Пять девочек! Так вот почему он такой угрюмый.
— Смею надеяться, ваши детишки и супруга пребывают в добром здравии, — вежливо заметил я.
— Да! Да! Давай, иди быстрее!
— Плохо им будет, если, не дай бог, с вами вдруг что стрясется? — продолжал наседать я.
— Да помолчи ты… Тогда бог приглядит за ними.
— Я сильно в этом сомневаюсь.
— Это почему же?
— Видите ли, я обладаю известной долей духовной власти. Я был саньяси[81]. По всей Индии нет такого храма или мечети, которые я не посетил бы. Нет такой святой реки, в которой я не совершил бы омовения, нет и горной вершины, лесной чащобы, пустыни, отдаленного океанского побережья…
— Ну, так что из того?
— Вот, например, бог не в силах же освободить вас от уплаты налога!
— Я не совершил никакого греха, и бог заступится за меня.
— А как же насчет того, что вы меня, можно сказать, ограбили?
— Ограбил?
— Когда господь призовет вас к себе, дражайший мой страж, он наверняка спросит: «А где те биди, спички и лезвие, которые принадлежали моему бедному слуге Баширу?»
Стражник остановился и какое-то мгновение не мог вымолвить ни слова. Потом он расхохотался и возвратил мне мои сокровища.
— Спасибо, сэр. Говорят, — продолжал я, — что Ганди при смерти. Вы не слыхали каких-нибудь новых сообщений?
— Он прекратил голодовку и выпил чашку апельсинового сока, — ответил охранник.
— Прекрасно! Я очень рад.
Мы шли вдоль ряда железных дверей.
— А много у вас здесь политических? — спросил я.
— В вашем отделении семнадцать.
Вот так-то. Меня поместили в особое отделение!
Мы прошли еще немного, и тут я услыхал вдруг серебряные колокольчики смеха. Я огляделся. Неужели это только плод моего воображения?
Я уже почти позабыл об этом удивительном творении бога — женщине.

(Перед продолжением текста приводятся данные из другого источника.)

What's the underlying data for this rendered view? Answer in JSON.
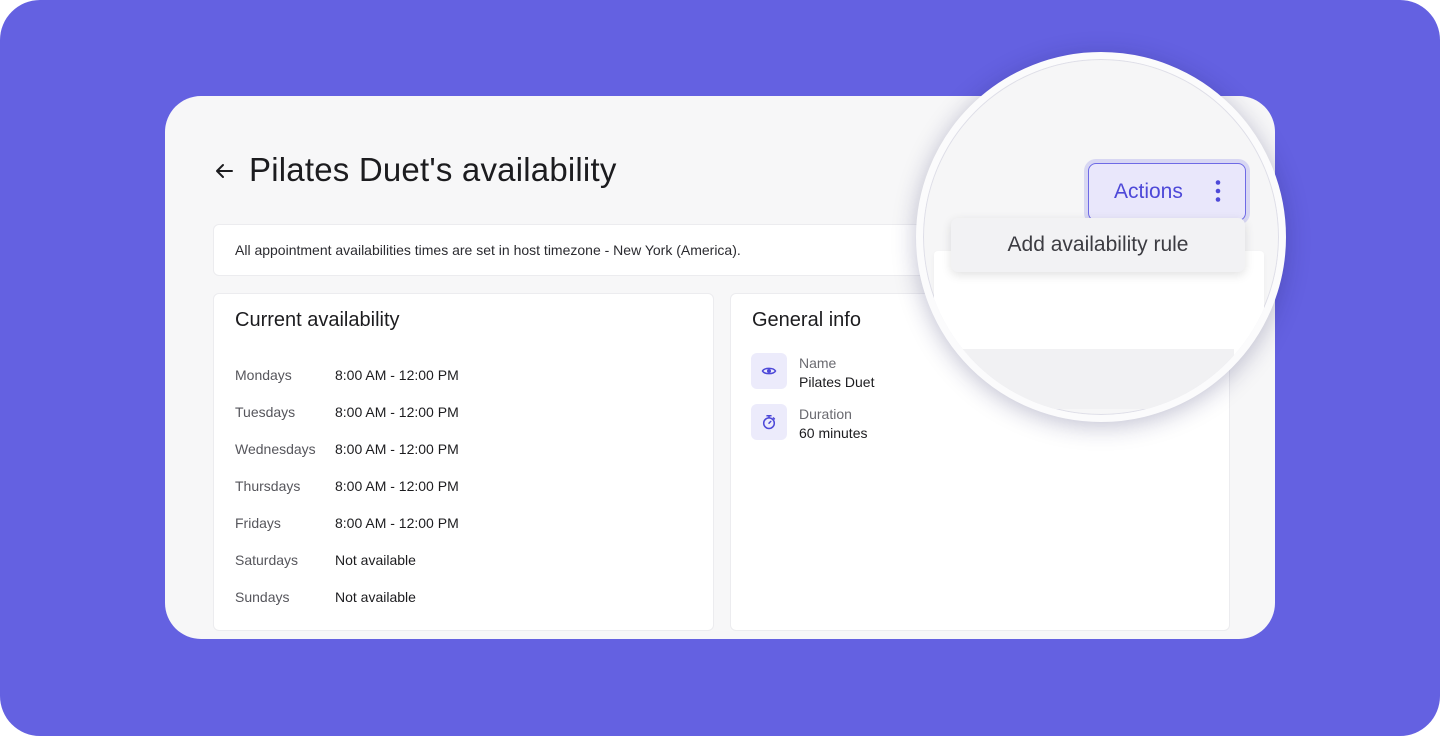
{
  "header": {
    "title": "Pilates Duet's availability"
  },
  "timezone_notice": "All appointment availabilities times are set in host timezone - New York (America).",
  "current_availability": {
    "title": "Current availability",
    "rows": [
      {
        "day": "Mondays",
        "time": "8:00 AM - 12:00 PM"
      },
      {
        "day": "Tuesdays",
        "time": "8:00 AM - 12:00 PM"
      },
      {
        "day": "Wednesdays",
        "time": "8:00 AM - 12:00 PM"
      },
      {
        "day": "Thursdays",
        "time": "8:00 AM - 12:00 PM"
      },
      {
        "day": "Fridays",
        "time": "8:00 AM - 12:00 PM"
      },
      {
        "day": "Saturdays",
        "time": "Not available"
      },
      {
        "day": "Sundays",
        "time": "Not available"
      }
    ]
  },
  "general_info": {
    "title": "General info",
    "name": {
      "label": "Name",
      "value": "Pilates Duet",
      "icon": "eye-icon"
    },
    "duration": {
      "label": "Duration",
      "value": "60 minutes",
      "icon": "stopwatch-icon"
    }
  },
  "actions_menu": {
    "label": "Actions",
    "items": [
      "Add availability rule"
    ]
  },
  "colors": {
    "background": "#6461e1",
    "accent": "#4d48d8",
    "icon_tile": "#ecebfb"
  }
}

И все-таки это не фантазия. Теперь смех доносился громче и отчетливее.
Я спросил у охранника, откуда доносятся эти звуки. Усмехнувшись, он поинтересовался:
— А вы женаты?
— Нет! Но какое это имеет отношение к моему вопросу?
— А чего вы обращаете внимание на все это?
Оказаться внутри Центральной тюрьмы окруженным мрачными коробками зданий, виселицами — и вдруг услышать женский смех. И охранник еще удивляется, почему я обращаю на это внимание!
— Да это из женской тюрьмы. Вы как раз по соседству с ними будете. Сколько вам дали?
— Два года строгого и тысячу рупий штрафа. Если не уплачу штраф, то еще полгода.
— Между вами и женской тюрьмой только стена.
Стена — за ней женская тюрьма…
Мы пошли дальше. Я крепко прижимал к груди узел с пожитками. Через железные ворота вышли на следующий двор. Деревья. Несколько бараков. А там, за стеной, — женская тюрьма.
Каждый барак — отделение тюрьмы. Другой охранник повел меня в один из них. Железная дверь камеры была открыта. Возле двери я увидел водопроводный кран. Я сполоснул лицо, вымыл руки и ноги, напился холодной воды. Потом наполнил кружку, пробормотал молитву и переступил порог своего нового жилища.